1986年日本媒体采访时任全国人大民族委员会副主任溥杰先生。常瀛生陪同,于护国寺52号合影


“不管人家忙不忙,在这瞎勒勒,真讨厌。”这里的“勒勒”来自满语的Leolembì,意为“说”、“谈”、“论”。


“那块点心搁了好几天了,都哈喇了。”句中的“哈喇”来自满语词har,意为“辣气钻鼻”,特指油脂腐败生臭气。


“那小子是个坏事搭,专出坏主意,带头干坏事。”句中的“搭”,来自满语词da,意为“首领”、“头目”、“带头人”。


“那个卖东西的不论行市,恶勒葛子地要价儿。

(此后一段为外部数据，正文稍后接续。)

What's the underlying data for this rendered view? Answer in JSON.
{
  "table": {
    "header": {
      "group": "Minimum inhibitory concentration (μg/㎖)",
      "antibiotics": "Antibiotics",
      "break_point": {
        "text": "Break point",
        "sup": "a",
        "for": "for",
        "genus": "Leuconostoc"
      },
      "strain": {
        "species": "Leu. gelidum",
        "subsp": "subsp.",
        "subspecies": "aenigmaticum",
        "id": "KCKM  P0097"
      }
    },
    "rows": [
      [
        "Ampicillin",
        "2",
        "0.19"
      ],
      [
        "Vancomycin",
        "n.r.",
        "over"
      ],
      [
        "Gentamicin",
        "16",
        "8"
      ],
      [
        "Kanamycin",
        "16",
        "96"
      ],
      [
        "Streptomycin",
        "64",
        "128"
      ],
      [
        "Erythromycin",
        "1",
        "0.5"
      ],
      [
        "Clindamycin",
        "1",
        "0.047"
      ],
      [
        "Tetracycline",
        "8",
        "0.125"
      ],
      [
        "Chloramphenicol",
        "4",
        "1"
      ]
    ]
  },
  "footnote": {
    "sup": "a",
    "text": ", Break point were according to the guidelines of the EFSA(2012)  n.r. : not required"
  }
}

”句中的“恶勒葛子”来自满语词ergelembì,意为“强压”、“强迫”、“强加于人”、“勉强人服从”。


“把书码齐,别出个尖勺棱着。”句中的“勺棱”来自满语词solonggo,意为“尖”、“出尖”、“突出”、“挺出”。


“那个孩子太淘气,他爸爸三天两头儿哈赤他。”句中的“哈赤”来源于满语词hacihiyambi,意为“督促”、“强压”。 汉语据此而转为“斥责”。


    “一共只有几块钱,都叫他把哈去了。”句中的“把哈”来自满语词bahambi,意为“捞着”、“取得”。


   “那个人太喇乎,什么事都办不成。”句中的“喇乎”来自满语词lahū,意思是“没本事”、“无能”,其本意原来专指“打猎没本领”。


北京口语中的满语借词极多。有些满语词进入汉语北京话后,完全保持原意,有些则稍有转意。不管怎么转,总与该词在满语中的原意相近,而无反意。


为什么北京话中有这许多满语词呢?主要原因是清初满人大量入关,以北京为主要根据地。满人来到北京,与汉族人日常密切交往,于是将大量满语词带入汉语北京话。因此可以说满语词进入汉语北京话是广大满汉两族人民密切交往的结果,纯系自然而然地进行的,并非某些人有意识地使之如此的。